Dabei gibt es natürlich Künstler, das weiß H. Stutzinger sehr wohl, die gutes Geld verdienen, die im allgemeinen Verständnis sogar "reich" zu nennen sind - Damien Hirst, Markus Lüpertz, Jörg Immendorf, Anselm Kiefer, Andreas Gursky, Dali, Picasso, Emil Schumacher als wohlhabende Maler/Grafiker der Geschichte oder Gegenwart können als Einzelfälle kein echtes Gegengewicht zu den schwierigen Bedingungen der Mehrheit bilden.
In Interviews und Statements rundet die Diplomandin ihre Sicht auf Künstler, die sich meist mit einem Zweitberuf durchschlagen, ihre Perspektive ab. Künstlersozialkasse, Hartz IV/Arbeitslosengeld seien immerhin Maßnahmen, um die Situation abzufedern. Dazu ein Zitat des US-Malers Willem de Kooning, das ein bezeichnendes Bild entwirft: "Der Ärger mit dem Armsein besteht darin, dass es dir deine ganze Zeit raubt."
Was schlägt die Autorin als Maßnahmen zu einer ehrlicheren, gerechteren Stellung der heutigen (und künftigen) Bildhauer, Maler, Fotografen, Grafiker vor? Stutzinger: "Die Lage der Künstler sollte zur öffentlichen Diskussion gestellt werden." Die intensivere kulturelle und ästhetische Bildung, bei dessen Vermittlung besonders Sozialpädagogen gefragt seien, sei ein weiterer Baustein. In die Kunst müsse insgesamt mehr, gerade auch von privater Seite, investiert werden. (Kontakt über Tel: 0234-5468289) HJL
08:43
Sehr richtig, Kunst kann nur leben, wenn es finanziell unterstützt wird. Kunst sollte keinem Markt dienen, sondern sich kritisch damit auseinander setzten. In der Kunst liegt der Anfang vieler Ideen, die später in der Politik/Wirtschaft/Kultur umgesetzt werden. Auf, auf unterstützt sie, ihr werdet es blühen sehen! Wer von euch hat ein Orginal zu Hause? Wird ZEIT!
12:45
Hmm,
sehr Kulturinteressiert scheint mein Vorschreiber ja nicht zu sein, wie kommt er sonst darauf sich an solchen Kleinigkeiten aufzuhalten?

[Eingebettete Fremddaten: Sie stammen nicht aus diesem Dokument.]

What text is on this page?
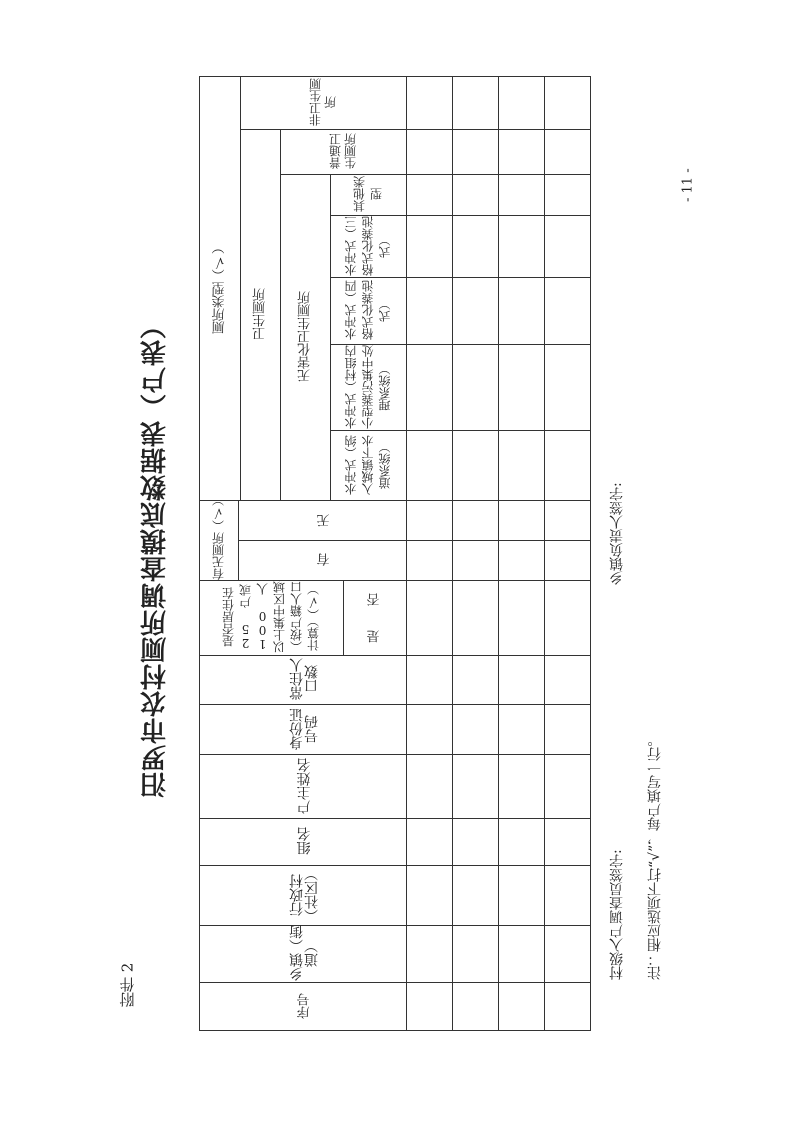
附件 2
汨罗市农村厕所调查摸底数据表（户表）
- 11 -
村级入户调查员签字:
乡镇负责人签字:
注：相应选项下打“√”，每户填写一行。
序号
乡镇（街道）
行政村（社区）
组名
户主姓名
身份证号码
常住人口数
是否居住在 25 户或 100 人以上集中区域（按户籍人口计算）（√）	是
否
有无厕所（√）	有
无
厕所类型（√） 卫生厕所 无害化卫生厕所
水冲式（纳入城镇下水道系统）
水冲式（村组内小型粪污集中处理系统）
水冲式（四格式化粪池式）
水冲式（三格式化粪池式）
其他类型
普通卫生厕所
非卫生厕所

Abgesehen davon hat Immendorf zu Lebzeiten(und sooo lange ist er ja noch nicht tot) einen Batzen Geld verdient.
Davon ab finde ich diesen Artikel sehr gelungen, und es freut mich das junge Leute sich mit solchen Themen auseinander setzen.
03:16
Muss wohl an der Satzstellung liegen ... ;-)
03:14
Jörg Immendorf? Was der wohl macht mit dem vielen Geld, im Himmel! Sehr gut recherchiert! Stutzinger oder HJL?